Very much like Signal magazine of the Third Reich during World War II, black propaganda knows no limits, no ethics. From simple private conversations, chatting sequences to Prime Minister Recep Tayyip Erdoğan's directives to his collaborators, everything has been recorded, kept, studied, fabricated, falsified and prepared to destabilize the agenda with an ever-increasing number of so-called "scandals."
What really is scandalous is the fact that an unnamed and faceless organization has prepared, unbeknownst to state authorities, security forces and systems huge propaganda machinery, whose authenticity can never be proven, but whose effects are devastating for democracy and can dictate its agenda over the political and intellectual establishment.
It is not an electoral campaign for local governance; it has turned into questioning the dependability of the state structure as a whole. If a prime minister can remain so vulnerable to outrageous propaganda, which one of us can feel safe at home, at work or at all?
The scorched earth policy of the Gülen Movement can be fought through the instruments that any democracy is legitimately entitled to use. But if such an ignominious propaganda war can be accepted as "everyday politics" by the rest of the political elite, it might result in the disappearance of the social contract between the citizens and the state. A simple look towards the Russian Federation can show how dangerous such an evolution can be.

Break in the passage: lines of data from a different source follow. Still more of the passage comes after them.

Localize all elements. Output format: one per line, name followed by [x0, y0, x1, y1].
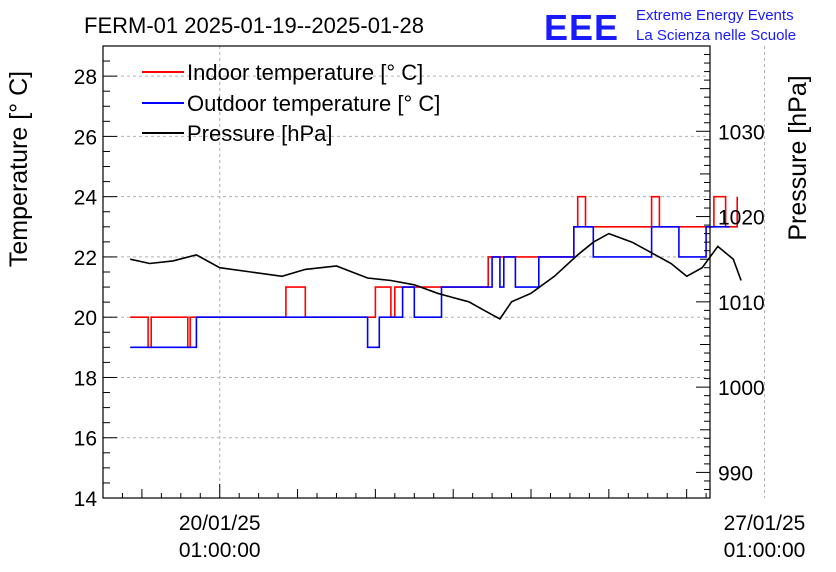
legend-label: Outdoor temperature [° C] [187, 91, 440, 116]
logo-mark: EEE [544, 7, 619, 48]
x-tick-label-time: 01:00:00 [179, 539, 261, 562]
y-left-tick-label: 16 [74, 428, 97, 451]
axes: 14 16 18 20 22 24 26 28 990 1000 1010 1020 1030 20/01… [74, 45, 806, 562]
chart-title: FERM-01 2025-01-19--2025-01-28 [84, 13, 424, 38]
x-tick-label-time: 01:00:00 [724, 539, 806, 562]
eee-logo: EEE Extreme Energy Events La Scienza nel… [544, 7, 796, 48]
y-axis-right-title: Pressure [hPa] [784, 75, 812, 240]
y-left-tick-label: 14 [74, 488, 98, 511]
logo-line1: Extreme Energy Events [636, 7, 794, 24]
y-right-tick-label: 1000 [718, 377, 765, 400]
series-line-3 [130, 232, 742, 320]
logo-line2: La Scienza nelle Scuole [636, 27, 796, 44]
y-left-tick-label: 28 [74, 66, 97, 89]
y-axis-left-title: Temperature [° C] [5, 71, 33, 267]
series-line-2 [130, 226, 730, 349]
y-left-tick-label: 20 [74, 307, 97, 330]
x-tick-label-date: 27/01/25 [724, 512, 806, 535]
series-line-1 [130, 195, 738, 349]
y-right-tick-label: 990 [718, 462, 753, 485]
y-right-tick-label: 1020 [718, 207, 765, 230]
legend: Indoor temperature [° C] Outdoor temperat… [142, 60, 440, 146]
legend-label: Pressure [hPa] [187, 121, 333, 146]
legend-label: Indoor temperature [° C] [187, 60, 423, 85]
x-tick-label-date: 20/01/25 [179, 512, 261, 535]
y-left-tick-label: 18 [74, 367, 97, 390]
y-left-tick-label: 26 [74, 126, 97, 149]
y-left-tick-label: 24 [74, 187, 98, 210]
y-right-tick-label: 1030 [718, 121, 765, 144]
y-left-tick-label: 22 [74, 247, 97, 270]
series-layer [130, 195, 742, 349]
y-right-tick-label: 1010 [718, 292, 765, 315]
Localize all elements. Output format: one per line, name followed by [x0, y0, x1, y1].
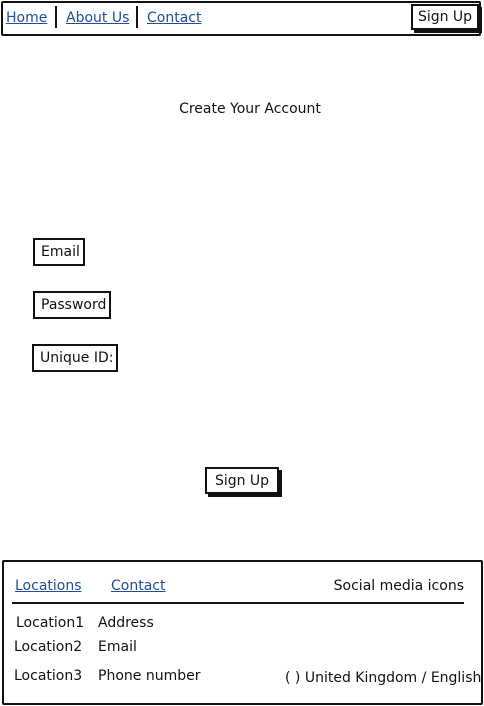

The upcoming elections will no longer be a vote of confidence for the prime minister, but they will be a litmus test for Turkish democracy to deliver a structure where transparency, accountability and participation will become the key principles. It will take a great deal of effort on the part of the opposition to accept the existence of such a danger, but in the aftermath of the elections, everyone should perform a thorough self-evaluation and decide whether Turkey deserves a democratic government and a democratic opposition.